Mi generación fue adolescente en los ochenta y de allá vienen nuestros primeros recuerdos adultos (nuestros primeros recuerdos que no forman parte de una niñez remota e inventada sino parte de lo que hemos sido de forma continua desde entonces): cervezas en la calle y cigarrillos, los primeros besos, el primer sexo, los primeros libros de filosofía, los primeros desengaños, las primeras promesas. La época de la movida, la de la explosión de la música pop, la de los flequillos y los nuevos románticos, la de los punkis y los rockers, La edad de oro, Las vulpes versionando a Iggy Pop y escandalizando a todo un país, el humo de Ketama, quillo, anda que no se nota que ese se está fumando un porro, ¿no ves el humo?, y siempre seremos amigos, ya te digo, y ¿estás seguro de que vas a estudiar eso?, mi tío hizo como tú y se quedó con una ingeniería técnica y luego se arrepintió toda la vida, piénsatelo y no, hijo, no tenemos dinero para que estudies en Málaga, tendrás que hacer aquí una carrera y la primera de tus mujeres (luego hubo más, por razones diferentes) diciéndote que buscaba a alguien más maduro (¡con 17 años!) y pisos feos de ladrillo y profesores convencidos de poder convertirnos en personas inteligentes y el absoluto convencimiento de estar caminando en una dirección diferente a la de nuestros padres, más libre, mejor.
Y lo fue durante un tiempo y nuestros padres tuvieron que soportarnos cuando comenzamos a llegar tarde a casa y a salir más de la cuenta y a llevar el pelo cardado y cazadoras de cuero y a escuchar rock a todo volumen en nuestras habitaciones (que compartíamos con nuestros hermanos menores) y, curiosamente, la educación tomó un camino de dos direcciones, ellos a nosotros y nosotros a ellos, que no entendían muy bien cómo es que Antonio, con lo majo que es, sea maricón y le gusten los chicos, ni tampoco cómo si quieres a Anita y llevas con ella ocho años no te casas y te conformas a irte a vivir con ella y cómo vas a tener hijos sin estar casado y, niño, ten cuidado con quién andas y si ligas por ahí, ponte un condón, anda y si hay que abortar pues se aborta, porque a cualquiera puede desgraciarle la vida un hijo con dieciséis años y aunque no sea plato de gusto para nadie, mejor así, y a ver si aprendes y cómo es ese trabajo que haces de ¿diseñador?, ¿programador?, ¿director de comunicación?, ¿productor musical?, o cualquiera de los trabajos que empezaron a surgir en aquella época y de los que no tenían ni idea, los pobres, tan ocupados como estaban escuchando las coplas de Juanito Valderrama en el radiocasete.
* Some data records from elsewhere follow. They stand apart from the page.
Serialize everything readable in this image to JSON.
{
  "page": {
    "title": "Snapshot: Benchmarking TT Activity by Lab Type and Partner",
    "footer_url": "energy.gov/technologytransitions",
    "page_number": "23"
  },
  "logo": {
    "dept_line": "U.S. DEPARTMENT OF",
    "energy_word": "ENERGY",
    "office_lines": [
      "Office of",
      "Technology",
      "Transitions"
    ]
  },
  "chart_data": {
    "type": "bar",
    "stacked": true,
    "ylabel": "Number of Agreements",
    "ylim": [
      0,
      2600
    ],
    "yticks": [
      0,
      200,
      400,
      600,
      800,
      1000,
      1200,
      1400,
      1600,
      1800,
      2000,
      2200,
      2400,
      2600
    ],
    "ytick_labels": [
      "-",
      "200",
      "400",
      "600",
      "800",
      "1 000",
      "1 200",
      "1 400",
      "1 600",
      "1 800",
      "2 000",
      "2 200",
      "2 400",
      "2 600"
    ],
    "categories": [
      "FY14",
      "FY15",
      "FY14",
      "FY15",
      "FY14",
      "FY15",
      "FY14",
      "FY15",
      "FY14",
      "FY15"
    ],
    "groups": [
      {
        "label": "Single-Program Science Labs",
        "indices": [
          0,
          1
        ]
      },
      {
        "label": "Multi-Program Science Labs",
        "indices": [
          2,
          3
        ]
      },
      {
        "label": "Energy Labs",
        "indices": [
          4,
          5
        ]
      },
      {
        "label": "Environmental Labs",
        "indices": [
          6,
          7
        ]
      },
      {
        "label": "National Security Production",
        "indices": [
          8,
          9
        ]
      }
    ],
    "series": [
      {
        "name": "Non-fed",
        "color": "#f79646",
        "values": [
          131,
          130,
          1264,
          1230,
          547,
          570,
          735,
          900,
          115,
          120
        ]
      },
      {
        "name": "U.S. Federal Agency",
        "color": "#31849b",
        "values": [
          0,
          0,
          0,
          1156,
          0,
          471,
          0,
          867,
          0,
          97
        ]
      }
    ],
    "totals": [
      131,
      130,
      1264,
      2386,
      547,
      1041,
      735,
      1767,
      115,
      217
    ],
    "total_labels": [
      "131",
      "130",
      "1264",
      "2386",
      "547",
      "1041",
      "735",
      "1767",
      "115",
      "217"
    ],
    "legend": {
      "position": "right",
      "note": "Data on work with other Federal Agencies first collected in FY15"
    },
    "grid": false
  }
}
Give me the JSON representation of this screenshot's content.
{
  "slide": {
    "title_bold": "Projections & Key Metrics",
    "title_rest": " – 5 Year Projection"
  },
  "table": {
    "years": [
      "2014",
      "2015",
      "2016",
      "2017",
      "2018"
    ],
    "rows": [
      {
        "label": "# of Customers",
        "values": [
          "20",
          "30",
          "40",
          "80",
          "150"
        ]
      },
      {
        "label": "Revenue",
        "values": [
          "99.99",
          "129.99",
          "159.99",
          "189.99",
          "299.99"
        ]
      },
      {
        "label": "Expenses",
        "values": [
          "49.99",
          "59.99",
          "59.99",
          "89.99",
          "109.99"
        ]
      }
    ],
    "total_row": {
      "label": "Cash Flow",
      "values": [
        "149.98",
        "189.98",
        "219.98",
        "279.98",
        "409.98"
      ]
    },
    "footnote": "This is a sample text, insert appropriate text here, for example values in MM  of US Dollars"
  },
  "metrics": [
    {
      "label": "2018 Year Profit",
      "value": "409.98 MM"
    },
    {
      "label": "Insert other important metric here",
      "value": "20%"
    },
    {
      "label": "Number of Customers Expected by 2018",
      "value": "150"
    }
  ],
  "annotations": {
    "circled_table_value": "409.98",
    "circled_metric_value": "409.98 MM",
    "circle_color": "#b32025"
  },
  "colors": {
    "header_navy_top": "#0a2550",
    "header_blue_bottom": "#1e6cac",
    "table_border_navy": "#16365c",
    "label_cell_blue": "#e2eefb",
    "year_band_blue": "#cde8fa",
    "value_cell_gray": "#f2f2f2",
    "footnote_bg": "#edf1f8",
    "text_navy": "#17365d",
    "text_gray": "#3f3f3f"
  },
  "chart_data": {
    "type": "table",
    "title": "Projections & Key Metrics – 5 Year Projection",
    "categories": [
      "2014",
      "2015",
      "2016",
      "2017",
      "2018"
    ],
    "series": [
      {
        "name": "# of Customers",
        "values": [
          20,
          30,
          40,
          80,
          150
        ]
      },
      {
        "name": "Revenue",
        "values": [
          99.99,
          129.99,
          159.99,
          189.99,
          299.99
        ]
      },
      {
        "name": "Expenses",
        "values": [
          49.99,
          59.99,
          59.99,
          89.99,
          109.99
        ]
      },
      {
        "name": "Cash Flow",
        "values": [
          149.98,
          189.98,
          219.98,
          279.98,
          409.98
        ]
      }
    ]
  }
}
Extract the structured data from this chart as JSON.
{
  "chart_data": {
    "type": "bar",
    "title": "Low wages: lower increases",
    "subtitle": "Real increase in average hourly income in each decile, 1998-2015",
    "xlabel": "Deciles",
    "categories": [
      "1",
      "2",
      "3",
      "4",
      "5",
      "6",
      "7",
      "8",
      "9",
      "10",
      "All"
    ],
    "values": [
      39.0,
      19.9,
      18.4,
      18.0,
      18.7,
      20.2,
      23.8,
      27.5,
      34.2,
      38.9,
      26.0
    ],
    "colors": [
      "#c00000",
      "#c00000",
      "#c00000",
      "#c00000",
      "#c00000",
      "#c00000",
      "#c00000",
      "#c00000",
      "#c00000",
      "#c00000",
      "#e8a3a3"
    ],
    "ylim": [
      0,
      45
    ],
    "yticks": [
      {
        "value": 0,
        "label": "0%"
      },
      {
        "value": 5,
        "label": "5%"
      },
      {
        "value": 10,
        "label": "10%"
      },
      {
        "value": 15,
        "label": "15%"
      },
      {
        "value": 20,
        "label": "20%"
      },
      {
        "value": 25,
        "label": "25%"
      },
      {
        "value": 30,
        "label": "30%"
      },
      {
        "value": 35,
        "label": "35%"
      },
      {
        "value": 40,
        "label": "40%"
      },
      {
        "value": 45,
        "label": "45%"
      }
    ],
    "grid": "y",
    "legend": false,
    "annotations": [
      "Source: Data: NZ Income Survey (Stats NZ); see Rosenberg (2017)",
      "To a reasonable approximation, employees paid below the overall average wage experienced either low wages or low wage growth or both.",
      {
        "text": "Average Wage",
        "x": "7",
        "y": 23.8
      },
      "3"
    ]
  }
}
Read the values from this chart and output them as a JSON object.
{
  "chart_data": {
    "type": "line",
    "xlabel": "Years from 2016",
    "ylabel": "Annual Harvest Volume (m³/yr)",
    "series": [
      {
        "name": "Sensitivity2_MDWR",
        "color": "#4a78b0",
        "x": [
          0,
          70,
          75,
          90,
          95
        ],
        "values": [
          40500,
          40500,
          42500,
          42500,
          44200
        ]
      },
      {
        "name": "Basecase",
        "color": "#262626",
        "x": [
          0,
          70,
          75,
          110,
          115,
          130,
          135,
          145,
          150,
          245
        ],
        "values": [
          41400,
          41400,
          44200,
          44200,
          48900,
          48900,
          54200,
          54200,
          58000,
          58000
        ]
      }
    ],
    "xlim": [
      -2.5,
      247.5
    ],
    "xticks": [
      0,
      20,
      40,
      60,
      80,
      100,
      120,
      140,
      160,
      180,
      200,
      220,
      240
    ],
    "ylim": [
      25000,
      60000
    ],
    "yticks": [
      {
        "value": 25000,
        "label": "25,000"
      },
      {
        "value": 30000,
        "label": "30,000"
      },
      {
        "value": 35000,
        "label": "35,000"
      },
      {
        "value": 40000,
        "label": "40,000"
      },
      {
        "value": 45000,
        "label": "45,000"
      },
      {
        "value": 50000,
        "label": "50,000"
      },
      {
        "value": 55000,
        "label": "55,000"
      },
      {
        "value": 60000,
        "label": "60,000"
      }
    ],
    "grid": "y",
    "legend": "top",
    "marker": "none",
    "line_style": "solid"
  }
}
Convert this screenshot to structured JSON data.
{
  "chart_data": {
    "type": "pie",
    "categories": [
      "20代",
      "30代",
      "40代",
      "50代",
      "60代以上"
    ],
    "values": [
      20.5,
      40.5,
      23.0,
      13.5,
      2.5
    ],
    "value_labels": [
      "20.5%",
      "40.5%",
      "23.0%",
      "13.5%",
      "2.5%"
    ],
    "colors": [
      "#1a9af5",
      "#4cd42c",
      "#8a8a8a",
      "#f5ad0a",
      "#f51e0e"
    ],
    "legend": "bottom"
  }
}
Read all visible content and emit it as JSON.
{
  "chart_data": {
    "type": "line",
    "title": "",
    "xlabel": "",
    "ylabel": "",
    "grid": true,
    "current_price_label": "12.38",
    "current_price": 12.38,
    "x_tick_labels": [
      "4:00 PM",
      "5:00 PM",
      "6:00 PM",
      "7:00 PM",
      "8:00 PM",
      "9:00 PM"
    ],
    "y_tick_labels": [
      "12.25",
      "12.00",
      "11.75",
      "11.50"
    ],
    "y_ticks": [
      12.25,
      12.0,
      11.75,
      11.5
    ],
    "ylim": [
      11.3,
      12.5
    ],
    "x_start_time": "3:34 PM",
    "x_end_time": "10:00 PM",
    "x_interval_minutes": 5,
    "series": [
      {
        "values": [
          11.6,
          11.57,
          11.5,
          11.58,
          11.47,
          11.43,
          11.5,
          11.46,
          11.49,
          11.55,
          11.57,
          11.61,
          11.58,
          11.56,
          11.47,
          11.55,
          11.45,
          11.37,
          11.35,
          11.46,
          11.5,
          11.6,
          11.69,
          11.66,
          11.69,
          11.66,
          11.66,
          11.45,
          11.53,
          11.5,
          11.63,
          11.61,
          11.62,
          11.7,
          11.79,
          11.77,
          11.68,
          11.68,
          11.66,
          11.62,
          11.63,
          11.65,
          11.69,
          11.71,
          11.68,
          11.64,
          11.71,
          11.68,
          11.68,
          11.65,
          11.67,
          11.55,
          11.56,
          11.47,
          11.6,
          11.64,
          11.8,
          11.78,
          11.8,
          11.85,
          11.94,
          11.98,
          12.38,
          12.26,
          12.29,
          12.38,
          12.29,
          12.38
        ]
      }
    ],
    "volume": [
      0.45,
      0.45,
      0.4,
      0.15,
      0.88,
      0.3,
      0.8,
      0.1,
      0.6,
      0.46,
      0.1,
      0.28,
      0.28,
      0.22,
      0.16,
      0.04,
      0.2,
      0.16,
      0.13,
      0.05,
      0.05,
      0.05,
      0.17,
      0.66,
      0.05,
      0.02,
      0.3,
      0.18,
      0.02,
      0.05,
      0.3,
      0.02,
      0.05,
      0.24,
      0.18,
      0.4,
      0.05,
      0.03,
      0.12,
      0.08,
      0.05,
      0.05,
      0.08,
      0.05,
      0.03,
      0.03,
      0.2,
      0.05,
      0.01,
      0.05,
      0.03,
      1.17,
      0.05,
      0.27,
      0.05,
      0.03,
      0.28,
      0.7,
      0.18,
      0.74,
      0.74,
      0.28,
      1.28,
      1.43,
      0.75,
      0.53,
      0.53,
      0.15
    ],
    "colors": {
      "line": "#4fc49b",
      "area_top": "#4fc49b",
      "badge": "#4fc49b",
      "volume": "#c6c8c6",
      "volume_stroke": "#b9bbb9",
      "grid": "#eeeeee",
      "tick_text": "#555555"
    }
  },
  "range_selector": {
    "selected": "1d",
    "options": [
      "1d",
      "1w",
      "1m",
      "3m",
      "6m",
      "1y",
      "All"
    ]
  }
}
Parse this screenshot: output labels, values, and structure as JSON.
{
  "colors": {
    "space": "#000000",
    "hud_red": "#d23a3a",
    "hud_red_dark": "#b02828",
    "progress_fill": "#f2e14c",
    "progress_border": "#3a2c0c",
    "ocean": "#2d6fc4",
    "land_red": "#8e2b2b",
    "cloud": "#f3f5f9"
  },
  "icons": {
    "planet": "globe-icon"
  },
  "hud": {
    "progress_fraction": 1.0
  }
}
Pero no. Creímos que sí, pero no. España, ese país especialista en expulsar de su seno a los mejores volvió a hacer de las suyas y, otra vez, las finanzas públicas eran un desastre y, otra vez, los arbitristas del siglo XVII daban ideas para salir de la crisis, y, otra vez, la asistencia pública era cuestión de la Iglesia y, otra vez, se miraban muy mal los pelos raros y las pintas estrafalarias y, otra vez, los jóvenes metían sus cosas en una maleta y se montaban en trenes camino de Alemania (mejores maletas, mejores trenes, mejor educación pero el mismo trayecto). Y los que ya no somos jóvenes, los hijos de los obreros que empezamos la universidad en los ochenta y que ascendimos socialmente gracias a los estudios nos quedamos aquí porque habíamos comprado una casa que a nuestro padre (el único que trabajaba en casa) le llevó pagar quince años a un interés del veintidós por ciento y que a nosotros aún nos cuelga del cuello.
Y nos duele. Por la situación, por supuesto y, sobre todo, porque, para muchos de nosotros, aquello que creímos era mentira. Y cuando la pobreza entra por la puerta, el amor sale por la ventana, que cantaban aquellos y España, una vez más, ha demostrado no ser más que el esqueleto de un gigante y al final siempre son los mismos los que mandan, los de siempre, los que siempre lo han hecho desde hace siglos y los que lo seguirán haciendo cuando ya no estemos aquí, aunque durante un tiempo tuvieran un buen director de prensa que nos hizo creer a todos que ya no, que el país ya no era el mismo, que era otro, un país europeo y decente.
Y ya ven.
Y lo fue durante un tiempo y nuestros padres tuvieron que soportarnos cuando comenzamos a llegar tarde a casa y a salir más de la cuenta y a llevar el pelo cardado y cazadoras de cuero y a escuchar rock a todo volumen en nuestras habitaciones (que compartíamos con nuestros hermanos menores) y, curiosamente, la educación tomó un camino de dos direcciones, ellos a nosotros y nosotros a ellos, que no entendían muy bien cómo es que Antonio, con lo majo que es, sea maricón y le gusten los chicos, ni tampoco cómo si quieres a Anita y llevas con ella ocho años no te casas y te conformas a irte a vivir con ella y cómo vas a tener hijos sin estar casado y, niño, ten cuidado con quién andas y si ligas por ahí, ponte un condón, anda y si hay que abortar pues se aborta, porque a cualquiera puede desgraciarle la vida un hijo con dieciséis años y aunque no sea plato de gusto para nadie, mejor así, y a ver si aprendes y cómo es ese trabajo que haces de ¿diseñador?, ¿programador?, ¿director de comunicación?, ¿productor musical?, o cualquiera de los trabajos que empezaron a surgir en aquella época y de los que no tenían ni idea, los pobres, tan ocupados como estaban escuchando las coplas de Juanito Valderrama en el radiocasete.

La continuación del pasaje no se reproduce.